I called Marlon back, and the visa was finally, finally, approved. It had taken me four days, about four and a half hours. An obstacle course that spanned three continents just to process something as simple as ordering dinner from UberEats.
I don’t know the politics of what’s behind this murky business of issuing a simple visa, but I do know this. The company handling this, supposedly for many European countries, has a processing portal that an A-level student in Gateway College could design and program in a weekend. Without a samosa.
The big picture
Here’s the big picture: You and I don’t need a degree in computer science to know when something is so jinxed, and looks like a cybersecurity threat. Our data could be easily harvested and compromised as it passes through several continents and servers. The eVisa portal managed by VFS Global is ripe for exploiting citizens and governments.
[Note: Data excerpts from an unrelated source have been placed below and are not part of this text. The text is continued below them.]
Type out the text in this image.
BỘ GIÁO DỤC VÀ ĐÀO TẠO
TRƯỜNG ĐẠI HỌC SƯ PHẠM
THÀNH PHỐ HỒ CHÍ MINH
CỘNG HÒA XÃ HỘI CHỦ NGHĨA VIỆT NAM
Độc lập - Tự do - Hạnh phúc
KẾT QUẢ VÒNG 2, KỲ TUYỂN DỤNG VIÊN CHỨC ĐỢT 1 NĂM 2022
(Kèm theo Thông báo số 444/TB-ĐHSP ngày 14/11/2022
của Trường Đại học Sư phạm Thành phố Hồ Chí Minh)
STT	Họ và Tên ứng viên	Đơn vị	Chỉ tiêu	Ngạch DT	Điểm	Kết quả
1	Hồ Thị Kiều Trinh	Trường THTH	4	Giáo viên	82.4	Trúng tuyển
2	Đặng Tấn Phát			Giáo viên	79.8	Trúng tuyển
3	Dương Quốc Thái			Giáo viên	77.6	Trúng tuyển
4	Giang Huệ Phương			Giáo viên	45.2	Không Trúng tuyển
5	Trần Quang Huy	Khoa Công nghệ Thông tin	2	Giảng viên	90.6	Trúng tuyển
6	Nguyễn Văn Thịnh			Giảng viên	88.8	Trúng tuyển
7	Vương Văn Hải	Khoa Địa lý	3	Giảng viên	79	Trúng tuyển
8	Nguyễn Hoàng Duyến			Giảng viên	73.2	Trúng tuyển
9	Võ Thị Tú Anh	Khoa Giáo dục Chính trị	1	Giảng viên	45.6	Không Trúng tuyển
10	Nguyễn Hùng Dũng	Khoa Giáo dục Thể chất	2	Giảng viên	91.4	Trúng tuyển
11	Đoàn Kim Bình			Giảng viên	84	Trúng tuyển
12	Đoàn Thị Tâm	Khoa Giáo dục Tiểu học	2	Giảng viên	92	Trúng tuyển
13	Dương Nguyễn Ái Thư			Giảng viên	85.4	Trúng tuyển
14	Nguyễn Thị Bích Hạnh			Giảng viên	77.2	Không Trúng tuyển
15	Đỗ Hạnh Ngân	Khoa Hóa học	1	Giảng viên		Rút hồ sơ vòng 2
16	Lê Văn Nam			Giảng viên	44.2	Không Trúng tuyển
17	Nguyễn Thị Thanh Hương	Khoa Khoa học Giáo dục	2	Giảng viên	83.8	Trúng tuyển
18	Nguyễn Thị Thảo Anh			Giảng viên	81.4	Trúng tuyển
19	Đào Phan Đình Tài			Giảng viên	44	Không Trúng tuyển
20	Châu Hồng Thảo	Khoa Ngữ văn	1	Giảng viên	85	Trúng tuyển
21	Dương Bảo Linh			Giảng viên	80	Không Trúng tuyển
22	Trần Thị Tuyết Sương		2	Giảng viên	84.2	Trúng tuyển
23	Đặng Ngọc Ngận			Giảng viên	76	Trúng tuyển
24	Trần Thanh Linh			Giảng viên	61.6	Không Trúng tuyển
Four years ago the Independent newspaper revealed this shenanigan in the UK.1 The true owner of the VFS domain, gbstechnologyservices.com, is masked in the WHOIS domain search registry (not illegal, but raises a red flag). Their servers could be housed in Tirunelveli, Trincomalee, or Timbuktu, and we would not know. We need transparency in sensitive matters like this. We have plenty of competent ecommerce and data management companies here, so why outsource it? Why put visitors through this obstacle course when the Tourist Board and several travel organisations are working so hard to streamline tourism?
Footnote:
1https://www.independent.co.uk/news/uk/home-news/home-office-vfs-visas-profit-subcontracted-contract-outsourcing-premium-services-exploited-a9056446.html
(The writer is based in the USA and applied for his visa in May this year.)